La prima parte è fiabesca in quanto il personaggio femminile subisce, da vera Cenerentola, una metamorfosi: "il brutto anatroccolo" si trasforma in donna attraente per piacere a quel mondo ipergriffato a cui appartiene l'uomo da lei amato. Tale metamorfosi si realizza con l'ausilio di Fiamma (Giulia Steigerwal, un "dandy" in gonnella, cinica e annoiata della vita): costei accompagna Giada dallo stilista-estetista Marco Foschi che A. Guzzano ha definito "Lucifero in atelier". Ma, al di là della trsformazione estetica (e siamo ancora nel fiabesco), sono interessanti le motivazioni di Fiamma.
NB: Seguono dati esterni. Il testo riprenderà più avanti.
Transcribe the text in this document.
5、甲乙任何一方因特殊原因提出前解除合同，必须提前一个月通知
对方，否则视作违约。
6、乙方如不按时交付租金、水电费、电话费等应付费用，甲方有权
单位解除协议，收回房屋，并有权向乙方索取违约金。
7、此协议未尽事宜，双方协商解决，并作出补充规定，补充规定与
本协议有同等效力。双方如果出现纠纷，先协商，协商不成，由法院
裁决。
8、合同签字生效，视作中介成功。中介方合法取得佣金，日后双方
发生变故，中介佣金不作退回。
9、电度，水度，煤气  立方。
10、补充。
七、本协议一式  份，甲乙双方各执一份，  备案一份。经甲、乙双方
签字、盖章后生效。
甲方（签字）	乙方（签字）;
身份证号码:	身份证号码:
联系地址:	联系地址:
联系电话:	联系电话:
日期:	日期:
La ragazza, per curarsi la noia, gioca coi destini dei coetanei: il suo è un atto "gratuito" dettato sola dalla volontà di manipolare. Siamo in piena decadenza tra "dandy" ed esteti, pronti a godere, senza passione, di sesso e droga (bella e significativa la scena sulla cocaina sniffata dal gruppo di amici). Un film, cioè, estremamente moderno e a tratti "documentario" si arrichisce di apporti più remoti ma che sono presupposto di tendenze oggi prevalenti in certe fasce d'età e in certi ceti. I vari ambienti vengono descritti con naturalezza e arguzia: godibile è, per esempio, il mondo universitario con le sue facili carriere. L'ambiente della moda è preso di mira assieme al classismo che esso ingenera.

I dialoghi sono naturali e appropriati;
il modo di recitarli è di una estrema verità. A questo proposito va particolarmente segnalato il personaggio di Loris (cugino del protagonista) interpretato da Niccolò Senni. La totale spontaneità e disinvoltura, l'assenza completa di artificio, la modernità rivelatrice delle cose dette e il modo sbrigativo di trattare gli altri e di comportarsi sono davvero rappresentativi di una generazione tanto "superiore" e spavalda quanto pericolosamente votata al nichilismo. A tale "profondità" del film corrisponde una equivalente giocosa vena di goliardica allegria riassunta in frasi "slogan" del tipo "fuggono i cervelli, ma restano le tette". Tali messaggi cinici e ridanciani sono veicolati anche da cartelloni che campeggiano nel film. Si chiude, infatti, con una parola stampigliata su un sedere che fa bella mostra di sé su un manifesto: "+ cul - tura". Fortunatamente "Come tu mi vuoi", a partire dal titolo pseudopirandelliano (si pensa più a O. Wilde), contiene in sé gli anticorpi che annullano con l'intreccio il suo apparente aspetto deteriore.